それから控室で――――—約15分後―――――



―――――――――――—俺の作戦はここから始まる。――――――――――――

受付嬢が控室に姿を現す。

「長くお待たせさせてしまい、申し訳ありませんでした。試験官の方々の準備が完了しました。決闘場に来られましたので、これより実技試験を開始したいと思います。」


受付嬢の言葉に俺は「待った。」をかける。


「実技試験を始める前に、試験者のささやかな願いを聞いて貰えないだろうか?」

という俺の言葉に受付嬢は言う。


「何でしょう? 冒険者ギルドの役員として可能な範囲でお願い致します。」

『かかったな』と俺は心の中で笑みを浮かべる。


「俺は、試験官にこちらの情報が洩れているのを知っている。」

受付嬢は、無表情なまま。

しかし、俺は見逃さない。彼女の表情は、一瞬動いた。


「冒険者ギルドとしては『これも』試験の一環と言いたいのだろう。『情報が漏洩している状況下で、試験者が臨機応変に、どう対処するのかを見定める為』だと、実際合格者もいるらしいし・・・・。」


「・・・・・・・・・・・・。」


「しかし、些か―――――—不平等だ。」

俺は、受付嬢に一瞬ではあるが圧力をかける。


受付嬢は、「ごもっとも」と無表情のまま頷く。


「何がお望みでしょう?」


「試験官側と試験者側 を一度対面させたい。
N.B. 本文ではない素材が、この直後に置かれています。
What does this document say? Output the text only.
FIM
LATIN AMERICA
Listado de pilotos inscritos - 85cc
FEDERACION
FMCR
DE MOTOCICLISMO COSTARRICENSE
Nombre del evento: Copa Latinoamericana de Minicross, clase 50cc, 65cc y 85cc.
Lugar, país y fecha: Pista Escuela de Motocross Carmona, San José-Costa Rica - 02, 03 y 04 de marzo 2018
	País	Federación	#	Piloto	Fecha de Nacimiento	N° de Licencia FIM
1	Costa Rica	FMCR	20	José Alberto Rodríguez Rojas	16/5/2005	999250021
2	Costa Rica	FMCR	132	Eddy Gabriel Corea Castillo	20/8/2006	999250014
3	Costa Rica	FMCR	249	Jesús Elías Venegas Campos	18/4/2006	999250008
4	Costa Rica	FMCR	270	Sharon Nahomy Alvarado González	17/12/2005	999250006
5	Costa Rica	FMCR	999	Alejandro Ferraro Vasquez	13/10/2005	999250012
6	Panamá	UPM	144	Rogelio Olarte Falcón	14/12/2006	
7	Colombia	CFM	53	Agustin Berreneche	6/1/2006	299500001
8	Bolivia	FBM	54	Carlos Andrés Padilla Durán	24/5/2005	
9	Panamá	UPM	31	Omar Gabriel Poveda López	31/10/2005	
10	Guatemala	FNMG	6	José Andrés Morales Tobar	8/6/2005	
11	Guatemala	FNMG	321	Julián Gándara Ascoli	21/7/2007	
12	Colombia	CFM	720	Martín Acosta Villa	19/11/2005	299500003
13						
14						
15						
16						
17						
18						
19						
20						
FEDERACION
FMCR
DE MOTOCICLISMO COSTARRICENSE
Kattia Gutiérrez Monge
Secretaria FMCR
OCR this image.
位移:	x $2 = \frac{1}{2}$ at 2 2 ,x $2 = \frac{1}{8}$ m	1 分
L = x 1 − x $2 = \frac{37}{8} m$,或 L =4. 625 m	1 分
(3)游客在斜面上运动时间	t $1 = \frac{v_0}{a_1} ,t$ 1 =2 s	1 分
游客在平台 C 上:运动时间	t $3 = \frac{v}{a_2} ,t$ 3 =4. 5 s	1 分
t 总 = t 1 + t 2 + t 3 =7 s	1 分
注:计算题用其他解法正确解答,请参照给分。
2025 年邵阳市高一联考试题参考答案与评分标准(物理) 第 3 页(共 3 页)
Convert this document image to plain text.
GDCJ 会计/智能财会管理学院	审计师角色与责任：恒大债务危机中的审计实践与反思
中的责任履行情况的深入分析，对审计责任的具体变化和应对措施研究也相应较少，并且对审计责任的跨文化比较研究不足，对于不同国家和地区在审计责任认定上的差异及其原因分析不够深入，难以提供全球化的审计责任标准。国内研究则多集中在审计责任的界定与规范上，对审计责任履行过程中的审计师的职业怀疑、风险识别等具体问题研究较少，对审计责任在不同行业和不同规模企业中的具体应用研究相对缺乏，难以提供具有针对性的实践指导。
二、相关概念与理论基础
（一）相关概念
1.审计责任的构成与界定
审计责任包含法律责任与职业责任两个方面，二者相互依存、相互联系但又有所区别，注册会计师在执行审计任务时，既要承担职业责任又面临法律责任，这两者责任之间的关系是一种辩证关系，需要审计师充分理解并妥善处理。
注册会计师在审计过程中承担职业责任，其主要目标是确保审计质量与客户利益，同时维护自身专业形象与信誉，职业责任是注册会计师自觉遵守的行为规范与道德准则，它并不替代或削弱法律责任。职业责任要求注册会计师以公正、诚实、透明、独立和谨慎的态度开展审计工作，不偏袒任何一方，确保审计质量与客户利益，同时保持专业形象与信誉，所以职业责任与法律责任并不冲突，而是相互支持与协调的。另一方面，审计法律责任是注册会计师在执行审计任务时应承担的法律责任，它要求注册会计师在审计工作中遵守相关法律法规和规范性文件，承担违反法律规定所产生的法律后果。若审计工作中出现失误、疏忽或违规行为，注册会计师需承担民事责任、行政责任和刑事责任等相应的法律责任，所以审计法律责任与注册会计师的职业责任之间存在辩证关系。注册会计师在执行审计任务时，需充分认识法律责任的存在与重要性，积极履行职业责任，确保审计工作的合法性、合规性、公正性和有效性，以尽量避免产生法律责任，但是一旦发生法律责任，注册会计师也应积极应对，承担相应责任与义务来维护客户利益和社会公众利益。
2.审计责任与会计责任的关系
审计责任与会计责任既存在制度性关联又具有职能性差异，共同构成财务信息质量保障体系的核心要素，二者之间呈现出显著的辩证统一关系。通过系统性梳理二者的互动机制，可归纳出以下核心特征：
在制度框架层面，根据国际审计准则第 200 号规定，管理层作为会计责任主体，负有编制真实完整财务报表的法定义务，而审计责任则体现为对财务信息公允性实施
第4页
あと試験官を指名する権利を試験者側にくれ。これで、試験者側の情報漏洩はチャラだ。試験官側の情報はいらない。」

と俺は受付嬢に言った。


無表情だった受付嬢がふと笑ったような気がした。

「畏まりました。 では、冒険者ギルドに連絡し、了承を得次第、実技試験を開始したいと思います。」

受付嬢はそう言って控室をあとにする。

数分が経過――――――受付嬢が控室に戻ってきた。


「冒険者ギルドから了承を得ました。 試験官と対面のため決闘場のフィールド内に案内いたします。」

こうして、試験者側は、試験官側と五分五分の立場となった。


『よかった~・・・・。超緊張した。頑張ったな俺!』

と心の中で俺は安堵する。

しかし、作戦はまだ終わりではない。

作戦の最初の段階をクリアしたに過ぎないのだ。